L’Autoridad del Canal de Panamá (ACP) è l’agenzia del governo panamense responsabile della gestione del Canale di Panama per il quale è in corso un progetto di espansione che doveva raddoppiare la capacità del Canale di Panama, consentendo il transito di navvi di dimensioni molto maggiori, entro il 2014.
Il Presidente di Panamá Martín Torrijos ha presentato il piano il 24 aprile 2006, prevedendo che il progetto ridurrà la povertà di Panamá di circa il 30%. e i cittadini panamensi hanno dato la loro approvazione tramite un Referendum nazionale con il 76.8% di voti a favore.

A beneficiare dell’espansione sarebbero stati tutti gli stati rivieraschi dell’Atlantico, tra cui le città portuali dell’East Coast USA e dell’Europa, che da tempo hanno avviato le ristrutturazioni necessarie ad acccogliere navi da 12.000 container.

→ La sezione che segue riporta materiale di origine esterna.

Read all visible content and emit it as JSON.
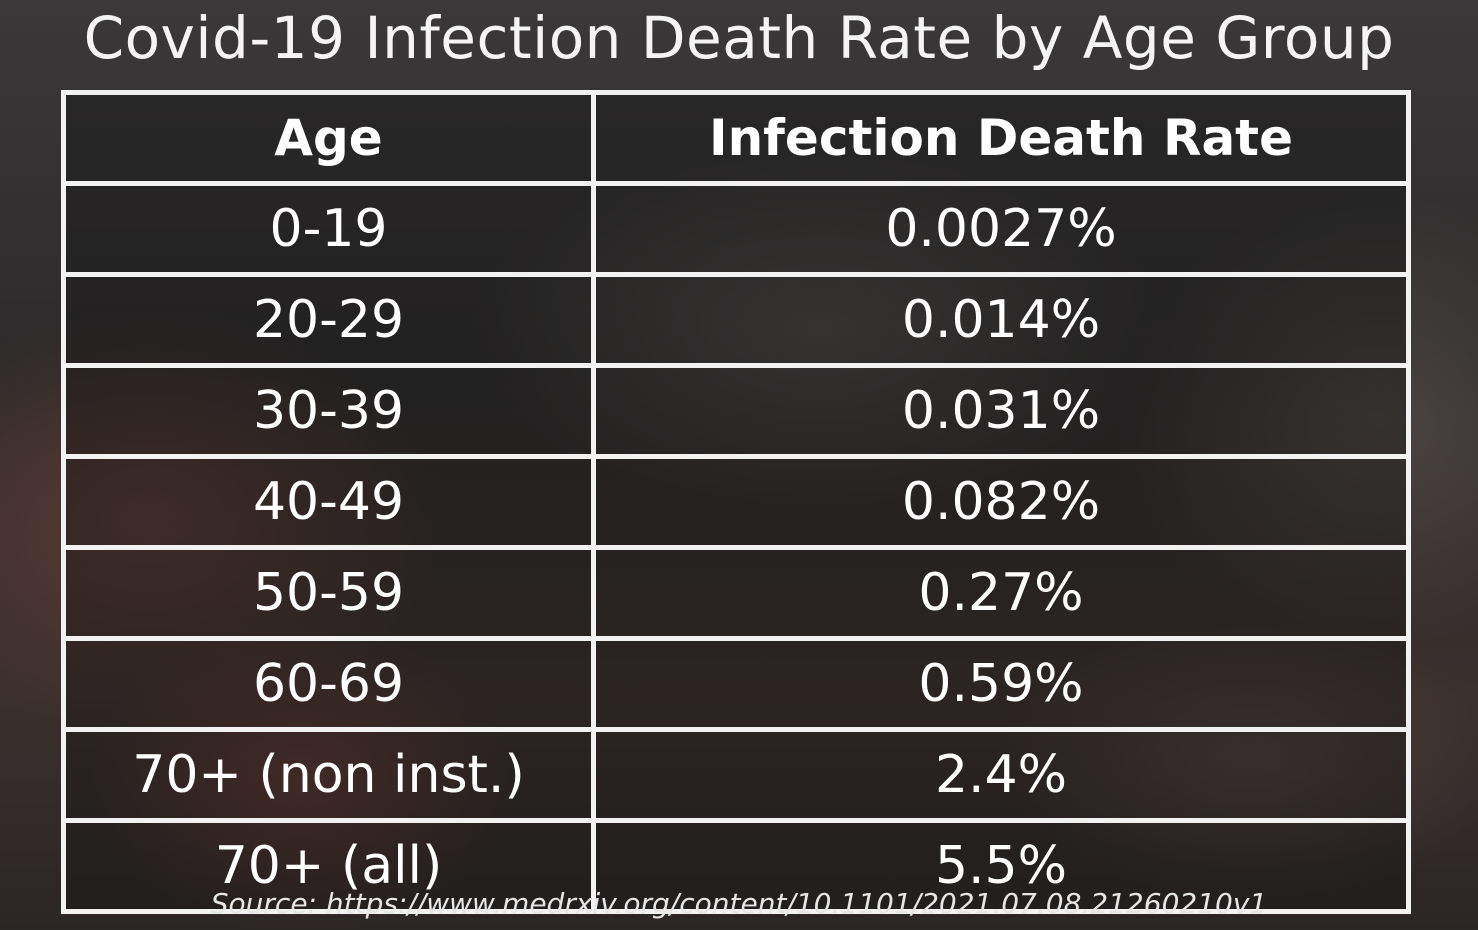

Purtroppo, da diversi mesi, i lavori per l’ampliamento del canale di Panama sono a rischio, a causa di un contenzioso tra il consorzio Gupc – Grupo Unidos para el Canal, di cui fanno  parte la spagnola Sacyr e l’italiana Salini Impregilo, e l’ACP, derivante da un aumento dei costi di 1,63 miliardi di dollari, sui 3,1 miliardi complessivi del contratto.

Una controversia che ha già fatto crollare le quotazioni della Sacyr (-8,95%), mentre Salini Impregilo ha contenuto le perdite. Il contratto prevede di risolvere la disputa o con un accordo tra le parti, o tramite un ricorso in appello o l’arbitrato internazionale. Ai primi di gennaio, la Sacyr ha annunciato che sospenderà i lavori “se l’autorità non paga, entro tre settimane, 1,6 miliardi di dollari per coprire i ‘costi aggiuntivi'”. Una richiesta che ha motivato l’intervento del presidente panamense Martinelli nel chiedere a Roma e Madrid di “assumersi la responsabilità morale di ciò che è accaduto” e a mediare con le aziende che fanno parte del consorzio

«A nulla – sottolineano le imprese – sono serviti gli innumerevoli richiami al buon senso giunti all’amministratore delegato di ACP, Jorge Luis Quijano, da parte dell’Unione Europea, con l’intervento del commissario Antonio Tajani a sostegno delle imprese coinvolte, e dei governi spagnoli e italiano».
L’amministratore dell’autorità panamense, Jorge L. Quijano, dal canto suo, ha una posizione chiara: “Se si scopre che gli importi richiesti sono accettabili, allora pagheremo, ma se la controversia si risolverà a nostro favore, speriamo che l’altra parte stia al gioco”.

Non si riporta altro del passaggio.